Nous avons rejoint les bâtiments du centre de vente en une demi-heure de marche sans problème particulier et avons découvert des couloirs bien éclairés, des halles lumineuses, des décors un peu ridicule et kitsch, des devantures déguisés de slogans commerciaux efficaces, mais des achalandages peu impressionnants. La foule était omniprésente et les gens s’emparaient de n’importe quel produit proposé sans y réfléchir à deux fois. Chacun marchait avec quelque chose de ridiculement grand dans les bras, sans compter la multitude trainant de nombreux sacs derrière eux. A un rayon d’alimentation, j’ai vu une femme demander sans succès des composés de céréales et fromages puis prendre plusieurs cageots de ce que j’ai cru reconnaître comme des raisins trop murs, les porter en déséquilibre évident et partir dans une direction confuse. Une preuve parmi d’autres, me semble-t-il, de la confusion des esprits de notre société incapable de remplacer avec effet immédiat des années d’assistance.
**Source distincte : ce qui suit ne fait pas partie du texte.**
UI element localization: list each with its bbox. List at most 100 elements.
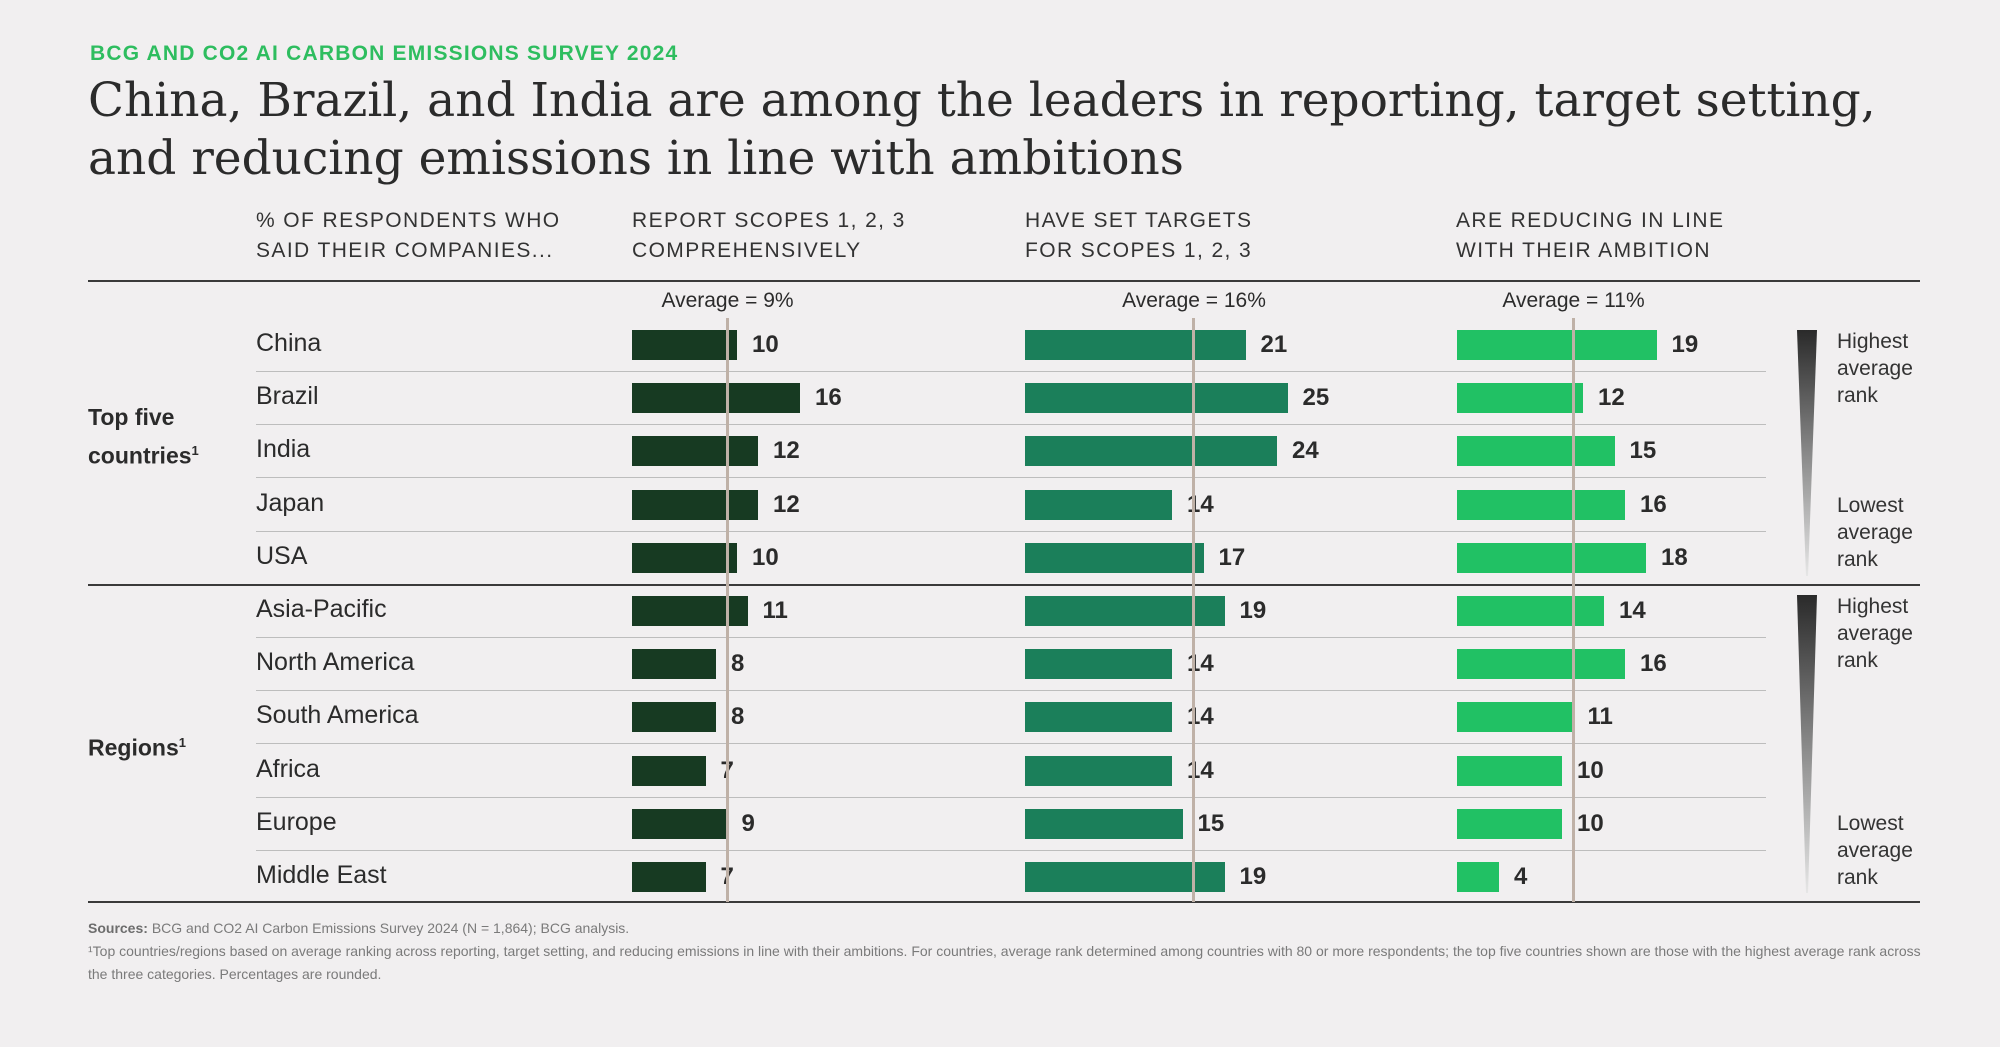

Songez bien qu’il y a peu cette dame aurait ouvert son tiroir des besoins immédiats et aurait trouvé les repas adéquats déjà préparés tenant compte tenu de sa santé et de ses dépenses d’énergie moyennes des derniers jours. Il y aurait peut-être eu un raisin, peut-être pas. Maintenant, elle marche tel un bateau ivre au milieu des flots de contemporains aux âmes égarées.
Pour notre part, nous avons essayé de procéder avec ordre. Chacun s’est chargé d’un type de produit et des quantités souhaitées et s’est dirigée vers l’endroit supposé où la chose pouvait se cacher. J’avais ainsi le dur privilège de trouver sel, sucre, multicéréales, caféthénet, et équivalent, préférablement sans adjuvant et avec décontamination conforme aux prescriptions des services de santé. Je n’ai trouvé que du lait non solidifié et des œufs naturels, que j’ai pris songeant que ceci était mieux que rien. Mes amis ont également dû opérer des choix similaires.
En fin de journée, après la cohue, nous avons ramené nos achats chez moi et avons procédé à une distribution équitable des produits mais force a été de constater que manquait plus ou moins l’essentiel et que ce dont nous disposions ne correspondait pas à ce que nous avions cherché. Aucun plat préparé, que des produits de base sans explication. Or, qui de nos jours sait encore préparer quoi que ce soit avec par exemple des œufs et du lait ? Qui ? Nous avons réparti ces produits au petit bonheur la chance et avons décidé de rechercher dans le cœur des ordinateurs et équipements adaptés les solutions nous permettant de trouver une solution à ces interrogations. Rendez-vous étant pris pour le lendemain… Nous verrons bien. Il doit bien y avoir une solution adéquate.